Early Christianity was timed very well to come into existence. In an age of prosperity (relative to historical standards) distinctively marked by personal religion and popularity of the mystery cults, Christianity had very fertile ground. What might be overlooked is how budding technology contributed to the spread of Christian doctrine. One major development that helped spread early Christianity was the advent of codex. D.C. Parker describes codex as such:
In its simplest format, a codex is made by taking a pile of sheets of writing material, folding them in half, and then (starting at the top of the first sheet) writing the text on them.
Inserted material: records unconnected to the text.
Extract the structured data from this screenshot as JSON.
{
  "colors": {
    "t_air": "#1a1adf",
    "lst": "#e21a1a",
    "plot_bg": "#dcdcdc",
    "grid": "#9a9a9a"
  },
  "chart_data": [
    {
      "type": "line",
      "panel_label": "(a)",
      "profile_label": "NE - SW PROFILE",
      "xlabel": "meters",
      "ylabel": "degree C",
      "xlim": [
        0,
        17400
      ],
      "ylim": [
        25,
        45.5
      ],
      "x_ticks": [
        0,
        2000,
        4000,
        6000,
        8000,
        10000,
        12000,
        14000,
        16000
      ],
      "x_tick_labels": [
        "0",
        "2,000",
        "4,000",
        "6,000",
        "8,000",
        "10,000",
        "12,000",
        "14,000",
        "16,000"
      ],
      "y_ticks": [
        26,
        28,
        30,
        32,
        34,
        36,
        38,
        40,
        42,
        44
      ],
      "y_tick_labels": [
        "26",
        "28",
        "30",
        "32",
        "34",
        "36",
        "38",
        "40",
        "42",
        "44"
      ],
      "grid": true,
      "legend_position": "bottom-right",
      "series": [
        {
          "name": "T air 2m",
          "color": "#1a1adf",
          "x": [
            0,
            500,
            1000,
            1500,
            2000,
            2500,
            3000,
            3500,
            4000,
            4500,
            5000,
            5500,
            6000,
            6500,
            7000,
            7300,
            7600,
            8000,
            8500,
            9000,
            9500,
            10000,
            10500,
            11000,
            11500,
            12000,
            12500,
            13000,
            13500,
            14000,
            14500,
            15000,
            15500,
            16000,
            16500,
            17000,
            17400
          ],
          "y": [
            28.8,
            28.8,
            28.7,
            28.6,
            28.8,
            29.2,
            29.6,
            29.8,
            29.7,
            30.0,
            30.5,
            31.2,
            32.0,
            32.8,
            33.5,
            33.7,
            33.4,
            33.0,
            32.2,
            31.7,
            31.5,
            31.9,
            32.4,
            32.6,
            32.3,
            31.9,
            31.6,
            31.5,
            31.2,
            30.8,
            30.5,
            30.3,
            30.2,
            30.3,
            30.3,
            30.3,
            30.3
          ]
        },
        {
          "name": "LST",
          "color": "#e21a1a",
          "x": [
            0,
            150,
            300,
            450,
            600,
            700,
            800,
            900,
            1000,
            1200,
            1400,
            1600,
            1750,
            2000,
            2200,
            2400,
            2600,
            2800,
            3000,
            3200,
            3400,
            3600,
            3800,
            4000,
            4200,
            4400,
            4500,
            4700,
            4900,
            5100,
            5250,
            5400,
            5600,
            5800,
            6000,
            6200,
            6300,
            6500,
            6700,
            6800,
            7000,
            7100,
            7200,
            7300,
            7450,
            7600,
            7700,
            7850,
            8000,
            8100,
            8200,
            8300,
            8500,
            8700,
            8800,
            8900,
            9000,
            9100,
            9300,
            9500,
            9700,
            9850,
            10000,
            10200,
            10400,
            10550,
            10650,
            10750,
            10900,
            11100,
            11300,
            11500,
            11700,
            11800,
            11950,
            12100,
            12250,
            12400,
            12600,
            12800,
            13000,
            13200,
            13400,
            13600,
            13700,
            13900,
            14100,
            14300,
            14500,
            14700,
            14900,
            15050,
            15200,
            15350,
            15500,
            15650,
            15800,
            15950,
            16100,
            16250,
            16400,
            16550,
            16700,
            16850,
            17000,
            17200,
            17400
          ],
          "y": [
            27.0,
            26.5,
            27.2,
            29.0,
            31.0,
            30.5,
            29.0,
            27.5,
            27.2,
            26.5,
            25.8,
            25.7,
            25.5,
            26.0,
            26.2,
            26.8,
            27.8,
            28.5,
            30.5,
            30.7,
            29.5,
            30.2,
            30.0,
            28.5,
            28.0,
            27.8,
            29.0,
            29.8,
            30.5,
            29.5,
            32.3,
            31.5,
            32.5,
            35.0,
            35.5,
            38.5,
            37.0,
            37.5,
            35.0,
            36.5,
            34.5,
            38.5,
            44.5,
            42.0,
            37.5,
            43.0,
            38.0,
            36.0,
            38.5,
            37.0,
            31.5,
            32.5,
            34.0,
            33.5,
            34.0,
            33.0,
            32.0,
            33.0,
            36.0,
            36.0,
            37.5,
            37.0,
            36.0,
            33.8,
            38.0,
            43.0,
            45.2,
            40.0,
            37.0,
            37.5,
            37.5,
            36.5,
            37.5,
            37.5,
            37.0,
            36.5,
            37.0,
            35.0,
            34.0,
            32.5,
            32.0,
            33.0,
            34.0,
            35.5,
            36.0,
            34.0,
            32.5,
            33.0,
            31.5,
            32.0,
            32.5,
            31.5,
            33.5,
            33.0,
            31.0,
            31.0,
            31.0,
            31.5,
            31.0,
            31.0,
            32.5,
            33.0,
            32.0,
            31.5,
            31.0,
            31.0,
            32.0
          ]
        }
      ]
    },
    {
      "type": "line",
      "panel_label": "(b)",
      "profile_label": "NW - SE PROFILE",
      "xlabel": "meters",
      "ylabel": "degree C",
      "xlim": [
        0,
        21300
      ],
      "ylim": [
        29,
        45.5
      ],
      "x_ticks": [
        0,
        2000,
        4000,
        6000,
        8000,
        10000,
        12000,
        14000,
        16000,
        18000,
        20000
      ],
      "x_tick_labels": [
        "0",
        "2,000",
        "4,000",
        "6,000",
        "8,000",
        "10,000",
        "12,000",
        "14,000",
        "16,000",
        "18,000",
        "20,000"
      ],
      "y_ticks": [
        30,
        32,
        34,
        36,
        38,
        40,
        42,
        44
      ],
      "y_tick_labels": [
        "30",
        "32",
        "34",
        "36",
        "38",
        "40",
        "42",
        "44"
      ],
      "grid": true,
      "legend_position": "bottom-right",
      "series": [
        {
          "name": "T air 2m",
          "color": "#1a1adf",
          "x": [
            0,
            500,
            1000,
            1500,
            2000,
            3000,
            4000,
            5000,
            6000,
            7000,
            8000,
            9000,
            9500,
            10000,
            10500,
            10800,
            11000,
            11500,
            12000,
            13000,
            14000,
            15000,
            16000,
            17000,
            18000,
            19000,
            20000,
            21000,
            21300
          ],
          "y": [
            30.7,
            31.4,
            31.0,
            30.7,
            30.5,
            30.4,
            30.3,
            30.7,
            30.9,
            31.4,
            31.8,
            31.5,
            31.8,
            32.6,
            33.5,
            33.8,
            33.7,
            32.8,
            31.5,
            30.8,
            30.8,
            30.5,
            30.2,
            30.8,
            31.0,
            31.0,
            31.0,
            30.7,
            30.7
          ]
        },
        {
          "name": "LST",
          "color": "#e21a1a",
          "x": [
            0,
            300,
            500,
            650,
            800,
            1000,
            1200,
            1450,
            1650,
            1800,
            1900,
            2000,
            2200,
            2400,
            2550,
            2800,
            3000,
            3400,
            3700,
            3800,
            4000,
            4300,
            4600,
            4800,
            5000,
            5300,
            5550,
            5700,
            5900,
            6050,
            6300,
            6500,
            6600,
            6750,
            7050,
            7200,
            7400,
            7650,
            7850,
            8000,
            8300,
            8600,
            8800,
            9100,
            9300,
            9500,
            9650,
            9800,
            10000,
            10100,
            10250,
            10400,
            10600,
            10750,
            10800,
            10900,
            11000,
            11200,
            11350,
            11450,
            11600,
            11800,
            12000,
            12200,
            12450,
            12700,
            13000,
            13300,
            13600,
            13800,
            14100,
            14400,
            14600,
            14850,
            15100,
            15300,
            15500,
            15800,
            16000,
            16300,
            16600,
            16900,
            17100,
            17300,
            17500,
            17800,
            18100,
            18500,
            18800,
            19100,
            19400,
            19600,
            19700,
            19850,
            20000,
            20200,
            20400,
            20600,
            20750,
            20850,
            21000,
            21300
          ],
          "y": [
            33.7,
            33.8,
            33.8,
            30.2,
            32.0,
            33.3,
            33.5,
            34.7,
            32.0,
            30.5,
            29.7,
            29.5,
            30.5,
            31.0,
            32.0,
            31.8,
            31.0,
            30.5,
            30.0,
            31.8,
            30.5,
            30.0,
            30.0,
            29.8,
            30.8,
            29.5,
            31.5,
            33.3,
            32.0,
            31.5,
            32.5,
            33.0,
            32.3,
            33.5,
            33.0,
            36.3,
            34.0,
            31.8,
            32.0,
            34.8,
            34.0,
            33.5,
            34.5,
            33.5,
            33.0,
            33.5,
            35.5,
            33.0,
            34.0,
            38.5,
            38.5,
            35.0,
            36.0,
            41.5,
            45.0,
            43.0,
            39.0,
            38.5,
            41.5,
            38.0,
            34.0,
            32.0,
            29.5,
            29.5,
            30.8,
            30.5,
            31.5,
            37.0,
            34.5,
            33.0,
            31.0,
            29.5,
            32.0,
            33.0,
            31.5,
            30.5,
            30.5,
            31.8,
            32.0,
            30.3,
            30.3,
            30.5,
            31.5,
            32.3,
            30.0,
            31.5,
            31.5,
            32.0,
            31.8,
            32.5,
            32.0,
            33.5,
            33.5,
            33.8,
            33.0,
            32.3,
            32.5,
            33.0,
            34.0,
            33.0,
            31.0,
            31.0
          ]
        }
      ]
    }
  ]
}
The whole pile is then stitched together through the centre fold.
Prior to the advent of Codex, Christians would have needed to use unwieldy rolls to communicate ideas via the written medium (other alternatives being wax tablets and wood planks which were not particularly suited for mass distribution). Codex started to become vogue in the second half of the first century. Paul explicitly says he owns his very own (2Ti4:13 “parchments”). D.C. Parker relates his translation of one advertisement for this innovative product:
Since you want my booklets with you
Round the house and on the road,
Buy these compact parchment tablets:
Leave the book box with the rolls;
Hold this in a single hand!
So you know where you can find them
I will tell you: seek Secundus
freedman of the Luccan savant
Behind the gate of Peace’s Temple
And the marketplace of Pallas.
This comes from the Roman author Martial who lived between 40-105AD, indicating codex had not universally replaced rolls at his time and was even then needing to gain marketshare.
Martial lists the benefits of codex. Codex was a smaller format that could be held in the hand and carried about on trips. It was more durable and even cheaper to produce. It was an amazing innovation that brought a literary revolution, at least in the Christian sphere.
Codex is the format exclusively found for all early Christian writings. Here D.C. Parker describes the state of existing manuscripts:
We have no copies of early Christian writings older than the middle of the second century, so we cannot at present know at what stage the codex replaced the roll, or even whether the codex was used for some or all of these writings from the beginning. The evidence of the forty or so manuscripts surviving from the second and third centuries is that by about 150 it was normative for Christians to copy the writings which later became the New Testament into the papyrus codex format.
If any book of the New Testament was represented on rolls within the first century, we have no evidence of this fact. Instead early Christians most likely read exclusively from Codex. The mere presence of the codex lends itself to suggest a wider literacy for early Christians than suggested by Bart Ehrman (the author quoted by Ehrman for his less than 10% literacy claim says his estimate may not be in the same ballpark). The codex, like the Guttenberg Bible and the internet afterwards, represented literature for the underclass, literature to the people, easy to distribute and cost effective. Paul himself encourages wide distribution (reproduction?):
Col 4:16 And when this epistle is read among you, cause that it be read also in the church of the Laodiceans; and that ye likewise read the epistle from Laodicea.
Granted, wax tablets and wooden planks could have been used (both of which would not even conceivably last until the modern day), but most likely this was to be reproduced on codex (durable, relatively cheaper, and easy to handle). Without the codex would we have Christianity in its modern form? Most likely not.